No doubt Australia is the Workman’s Paradise. There is plenty of work there for men, and still more for women. But the work is hard, and the hot climate makes all labour unpleasant in many parts of the Colonies. No one has any idea what a curse drink is who has not seen it in colonial cities. Why do the workers drink so much? Because they have high wages, and the greater number of them have not evolved far enough to enjoy other than the animal gratifications and sensual amusements. John Bull is strong, and he rules the ocean, he has more grit than other nations, his character is magnificent. It is necessary to travel round the globe to understand and appreciate John Bull, for he has planted the standard of Old England everywhere, either under the name of American or Briton. He is capable of endless growth; but he grows slowly, like all big things, and we must wait patiently for his development.

I found social problems the same in America as in the Colonies and in Europe. The Labour question is a world-wide question, and the demand is the same everywhere. “Less work, more wages,” is the universal cry of the workers.

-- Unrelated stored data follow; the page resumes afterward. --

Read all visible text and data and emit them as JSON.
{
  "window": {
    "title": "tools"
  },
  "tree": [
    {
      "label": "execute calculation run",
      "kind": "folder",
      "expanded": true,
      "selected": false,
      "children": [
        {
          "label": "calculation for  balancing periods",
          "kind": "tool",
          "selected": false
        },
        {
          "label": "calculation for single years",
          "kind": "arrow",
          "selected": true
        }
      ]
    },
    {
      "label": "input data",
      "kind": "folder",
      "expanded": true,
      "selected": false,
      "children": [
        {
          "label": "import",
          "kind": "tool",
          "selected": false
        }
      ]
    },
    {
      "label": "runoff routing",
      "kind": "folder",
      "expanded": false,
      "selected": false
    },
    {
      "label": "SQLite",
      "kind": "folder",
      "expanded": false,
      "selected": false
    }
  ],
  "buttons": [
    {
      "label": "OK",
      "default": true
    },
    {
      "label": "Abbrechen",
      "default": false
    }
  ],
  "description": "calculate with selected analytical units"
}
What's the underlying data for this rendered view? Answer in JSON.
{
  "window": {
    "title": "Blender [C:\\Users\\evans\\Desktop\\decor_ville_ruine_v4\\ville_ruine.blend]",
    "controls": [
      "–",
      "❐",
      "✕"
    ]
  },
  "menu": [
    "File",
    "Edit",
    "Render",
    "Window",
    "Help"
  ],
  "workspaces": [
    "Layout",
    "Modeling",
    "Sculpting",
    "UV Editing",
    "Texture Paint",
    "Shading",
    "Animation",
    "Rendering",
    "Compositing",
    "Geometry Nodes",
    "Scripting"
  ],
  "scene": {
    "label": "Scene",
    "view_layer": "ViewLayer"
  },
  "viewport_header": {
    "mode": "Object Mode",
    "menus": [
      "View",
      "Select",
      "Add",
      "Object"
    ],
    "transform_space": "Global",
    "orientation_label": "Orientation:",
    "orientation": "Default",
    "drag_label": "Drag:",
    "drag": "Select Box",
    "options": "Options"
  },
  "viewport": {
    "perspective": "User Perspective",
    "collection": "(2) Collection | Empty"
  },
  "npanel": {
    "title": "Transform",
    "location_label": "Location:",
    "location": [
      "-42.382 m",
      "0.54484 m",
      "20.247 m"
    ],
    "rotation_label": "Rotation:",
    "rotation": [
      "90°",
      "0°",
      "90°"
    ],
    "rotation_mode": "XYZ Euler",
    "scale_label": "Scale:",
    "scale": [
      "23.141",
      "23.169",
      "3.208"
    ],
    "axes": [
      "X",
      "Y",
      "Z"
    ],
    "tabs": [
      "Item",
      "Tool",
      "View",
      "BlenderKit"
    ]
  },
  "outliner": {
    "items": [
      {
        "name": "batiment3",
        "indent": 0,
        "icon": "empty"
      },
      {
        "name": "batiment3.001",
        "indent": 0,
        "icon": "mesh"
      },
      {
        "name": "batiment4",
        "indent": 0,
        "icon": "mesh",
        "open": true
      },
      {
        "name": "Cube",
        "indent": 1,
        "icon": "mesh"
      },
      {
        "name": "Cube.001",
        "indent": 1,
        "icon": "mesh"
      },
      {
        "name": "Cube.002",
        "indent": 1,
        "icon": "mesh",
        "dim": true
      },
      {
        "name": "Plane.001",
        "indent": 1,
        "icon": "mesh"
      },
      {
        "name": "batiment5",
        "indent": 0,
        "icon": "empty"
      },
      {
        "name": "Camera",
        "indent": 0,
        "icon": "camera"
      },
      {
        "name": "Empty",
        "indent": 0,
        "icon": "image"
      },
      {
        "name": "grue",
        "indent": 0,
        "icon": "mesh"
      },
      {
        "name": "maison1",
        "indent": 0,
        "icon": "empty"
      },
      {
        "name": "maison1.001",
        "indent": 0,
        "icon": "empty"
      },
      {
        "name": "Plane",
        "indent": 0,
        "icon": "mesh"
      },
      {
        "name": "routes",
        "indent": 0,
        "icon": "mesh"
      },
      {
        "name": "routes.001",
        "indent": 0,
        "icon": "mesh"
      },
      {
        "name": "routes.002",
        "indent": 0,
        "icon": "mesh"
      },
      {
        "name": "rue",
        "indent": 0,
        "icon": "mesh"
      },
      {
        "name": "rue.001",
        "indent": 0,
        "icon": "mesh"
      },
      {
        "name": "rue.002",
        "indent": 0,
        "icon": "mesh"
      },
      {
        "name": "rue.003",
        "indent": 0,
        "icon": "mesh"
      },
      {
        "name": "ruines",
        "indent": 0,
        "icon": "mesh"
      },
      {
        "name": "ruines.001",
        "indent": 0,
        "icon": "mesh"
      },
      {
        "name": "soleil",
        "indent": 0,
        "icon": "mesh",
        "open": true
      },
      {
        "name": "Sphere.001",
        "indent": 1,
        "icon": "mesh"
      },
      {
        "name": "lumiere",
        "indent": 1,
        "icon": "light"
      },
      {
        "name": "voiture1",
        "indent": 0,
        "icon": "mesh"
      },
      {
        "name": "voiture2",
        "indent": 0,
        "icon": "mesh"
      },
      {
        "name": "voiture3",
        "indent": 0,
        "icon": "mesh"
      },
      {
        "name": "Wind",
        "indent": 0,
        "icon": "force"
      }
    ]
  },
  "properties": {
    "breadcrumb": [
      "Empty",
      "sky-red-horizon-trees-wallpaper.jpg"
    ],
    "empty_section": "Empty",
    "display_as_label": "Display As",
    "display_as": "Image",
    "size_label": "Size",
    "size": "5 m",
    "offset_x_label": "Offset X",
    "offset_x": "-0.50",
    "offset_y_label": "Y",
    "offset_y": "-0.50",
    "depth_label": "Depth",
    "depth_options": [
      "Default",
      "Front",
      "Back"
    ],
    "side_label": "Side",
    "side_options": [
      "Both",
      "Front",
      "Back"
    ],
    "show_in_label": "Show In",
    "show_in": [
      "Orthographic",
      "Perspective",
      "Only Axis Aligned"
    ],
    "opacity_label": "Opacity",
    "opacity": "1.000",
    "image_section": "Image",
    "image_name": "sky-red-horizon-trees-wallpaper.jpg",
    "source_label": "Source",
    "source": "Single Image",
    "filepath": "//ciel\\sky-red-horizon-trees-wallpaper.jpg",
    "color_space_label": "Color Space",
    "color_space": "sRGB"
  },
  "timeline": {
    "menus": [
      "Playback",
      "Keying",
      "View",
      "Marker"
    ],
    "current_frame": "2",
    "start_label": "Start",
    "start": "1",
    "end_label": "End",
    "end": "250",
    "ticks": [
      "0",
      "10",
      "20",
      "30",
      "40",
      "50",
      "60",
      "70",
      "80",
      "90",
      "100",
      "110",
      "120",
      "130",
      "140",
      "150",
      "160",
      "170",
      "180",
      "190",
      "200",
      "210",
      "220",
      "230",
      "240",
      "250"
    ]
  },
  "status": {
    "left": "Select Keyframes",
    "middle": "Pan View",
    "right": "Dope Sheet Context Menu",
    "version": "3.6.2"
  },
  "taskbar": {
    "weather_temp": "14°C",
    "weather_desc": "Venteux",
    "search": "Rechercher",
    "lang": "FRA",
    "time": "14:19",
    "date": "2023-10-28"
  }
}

Now I will end my sketch by saying what I have learnt during the last year. I have been taught hope and patience. The slums of England will pass away, but not yet. Just as the unskilled labourer slowly rose up and asserted himself, so the slummer will one day become a “divine animal.” He will need help. Legislation, bitter cries, individual efforts will all be wanted to bring about the crisis; above all things self-abnegation on the part of those who pulse beats with the world’s progress, who cannot be satisfied with narrow ambitions and small interests. We must go to the slummer, and patiently help him to life his heavy feet from the mire; we must give him hope.

A little story I heard in New York will show what I am aiming at. An old woman there, who had spend her life almost entirely in the Tombs, one day received a bunch of flowers from a gentleman who visited the prison. She was sitting with her head in her hands, and her elbows on her knees; and she took no notice of the flowers when the gentleman laid them in her lap. He went away, but presently he heard loud thumping on the prison door. The gaoler went back to see what was wanted. “She wants a cup of water,” the gaoler explained when he returned. “She says that she can strike one of the flowers and make it grow into a plant. She says the flower grew in her garden when she was a small child, somewhere near Boston. Please wait, sir, while I give her the cup of water.” That old woman is now a successful florist. She has never been in the Tombs since she struck the plant.